What does Pfeiffer have to do with Mercedes-Benz and Porsche? An American agency for Pfeiffer pianos advertises with this question in the guide to the US music instrument industry. The Americans make comparisons between exceedingly different products, which however have one thing in common: They are quality products, which enjoy the utmost esteem world-wide and come from Germany. Corporate size and production figures of course cannot be compared. A few hundred pianos as against hundreds of thousands of motor-cars. And yet this "made in Germany" is the common trade mark.

The motor-car is over 100 years old and Stuttgart, alongside Mannheim, is its birthplace. Pianos are much older. The history of the piano dates back more than two centuries. The first known piano e forte action was invented in the early eighteenth century by an Italian named Bartolomeo Cristofori. Since that time we have had at our disponal a keyboard instrument on which (unlike the harpsichord) it is possible to play both "soft and loud". Since 1862 the house of Pfeiffer has always paid attention to melodiousness - be it soft or loud. After the company seat was registered in Stuttgart for decades, grand and upright pianos have been built in Leonberg near Stuttgart since 1994, not far from the production centres of the other Swabian quality products - simply German high-class workmanship. Yet these particular masterpieces are older - and destined to continue giving countless years of pleasure. A piano can go on rendering faithful service for a hundred years and longer. In fact, it is not unusual for a good old piece to be returned to us for an overhaul, and then, "rejuvenated", continue providing pleasure to the following generations.
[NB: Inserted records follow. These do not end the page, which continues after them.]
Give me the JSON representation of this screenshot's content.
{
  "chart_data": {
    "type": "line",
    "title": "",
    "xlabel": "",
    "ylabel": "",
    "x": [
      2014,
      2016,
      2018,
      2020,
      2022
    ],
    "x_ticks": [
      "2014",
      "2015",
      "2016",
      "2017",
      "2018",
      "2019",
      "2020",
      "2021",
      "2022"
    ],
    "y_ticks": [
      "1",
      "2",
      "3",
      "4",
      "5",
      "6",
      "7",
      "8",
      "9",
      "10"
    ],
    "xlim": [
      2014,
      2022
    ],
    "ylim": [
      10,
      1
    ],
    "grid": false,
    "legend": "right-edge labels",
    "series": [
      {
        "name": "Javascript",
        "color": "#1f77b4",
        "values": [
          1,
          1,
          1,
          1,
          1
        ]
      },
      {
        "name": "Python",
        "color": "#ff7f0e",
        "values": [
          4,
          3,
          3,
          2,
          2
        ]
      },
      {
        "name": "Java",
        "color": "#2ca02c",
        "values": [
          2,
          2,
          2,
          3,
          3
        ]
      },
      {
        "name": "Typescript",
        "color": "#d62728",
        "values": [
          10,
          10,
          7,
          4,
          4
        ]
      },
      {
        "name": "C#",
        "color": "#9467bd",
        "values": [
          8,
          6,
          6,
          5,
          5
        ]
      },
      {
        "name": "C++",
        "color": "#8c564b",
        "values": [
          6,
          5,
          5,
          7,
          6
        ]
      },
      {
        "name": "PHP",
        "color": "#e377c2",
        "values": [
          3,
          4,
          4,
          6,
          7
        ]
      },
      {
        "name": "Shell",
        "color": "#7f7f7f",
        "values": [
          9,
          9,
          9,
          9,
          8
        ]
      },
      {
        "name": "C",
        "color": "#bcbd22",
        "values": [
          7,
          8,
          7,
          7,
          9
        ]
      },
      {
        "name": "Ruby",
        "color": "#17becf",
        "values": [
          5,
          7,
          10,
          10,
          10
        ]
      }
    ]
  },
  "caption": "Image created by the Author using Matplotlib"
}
Joseph Anton Pfeiffer, a piano and organ builder from Riedlingen in Upper Swabia, could never in his wildest dreams have envisaged that the craftsmanship of his descendants and successors Carl, Walter, Helmut and Georg Pfeiffer would one day, more than 140 years later, be compared to the most exclusive "horseless carriages". When he took up residence in Stuttgart, the town was not yet the world-famous industrial metropolis it is today. In those days the King still resided in the capital of Württemberg, and in 1906 Carl Anton Pfeiffer became purveyor by appointment to the artistically-minded Monarch. Although the court instrument had a different cabinet from today's piano, being styled according to contemporary tastes, and a lighter cast-iron frame design, corresponding to the lower pitch then in use, in essence, this piano represented the prototype for the piano we know today.